Overeating can make the intolerable in your life feel more tolerable. It can help us "cope" with things in our lives that don't feel good.

Overeating and unhealthy foods and drinks can be compulsions for us because we want to avoid feeling or taking action about things in our lives that actually don't feel healthy or loving for us.

For example, we might use overeating to make a career that is really out of line with our true passions, feel tolerable.

Or we might use food to help us tolerate an abusive partner relationship

We might be using food to tolerate dynamics that feel bad with our parents or our family.

Maybe we're tolerating sacrificing ourselves, people-pleasing, living in fear, or a religion that tells us we're not good enough.
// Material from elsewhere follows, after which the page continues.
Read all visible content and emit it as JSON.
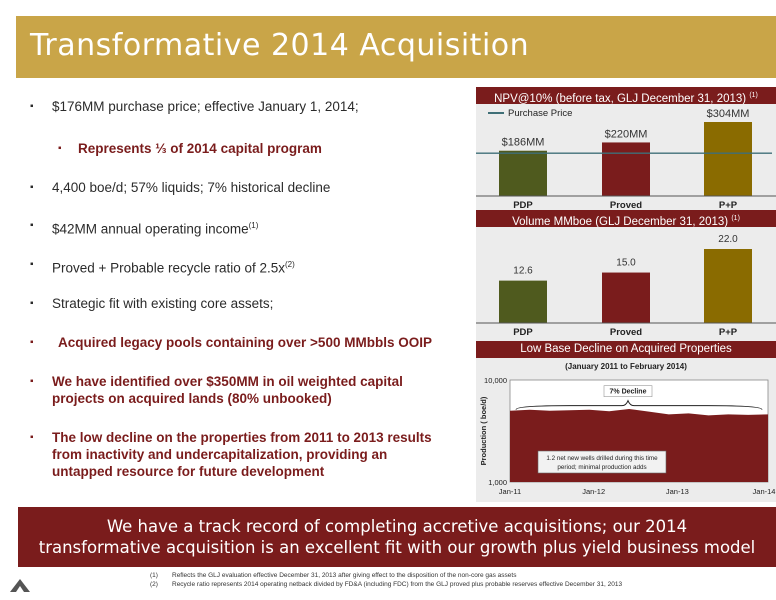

It also could be that food is making the intolerable tolerable with smaller things, like not giving ourselves enough time to get good sleep.

We need to ask ourselves,

"What in my life would be intolerable without compulsive eating?"

"Why am I tolerating it? What false beliefs or fears or other emotions are causing me to tolerate this?"

"What was I taught in my childhood that contributed to me feeling I should tolerate this?"

This is not to say that just because something in our lives feels uncomfortable emotionally, that it is intolerable.

For example, it may not be that our relationship is definitively intolerable, but we may be avoiding tough conversations, owning our own emotions and resolving things, and if we did that, it would become tolerable.

But the question about issues that are truly not loving ways towards yourself to interact in the world or to be in the world. Ways that sacrifice self-love or who you really are and what you really love, or that aren't ethical or moral towards yourself.

We can do what we can to resolve the intolerable, but in some ways the only way to stop this kind of emotional eating is to stop tolerating the intolerable.

When we do that, we won't be compulsive with food to make it tolerable.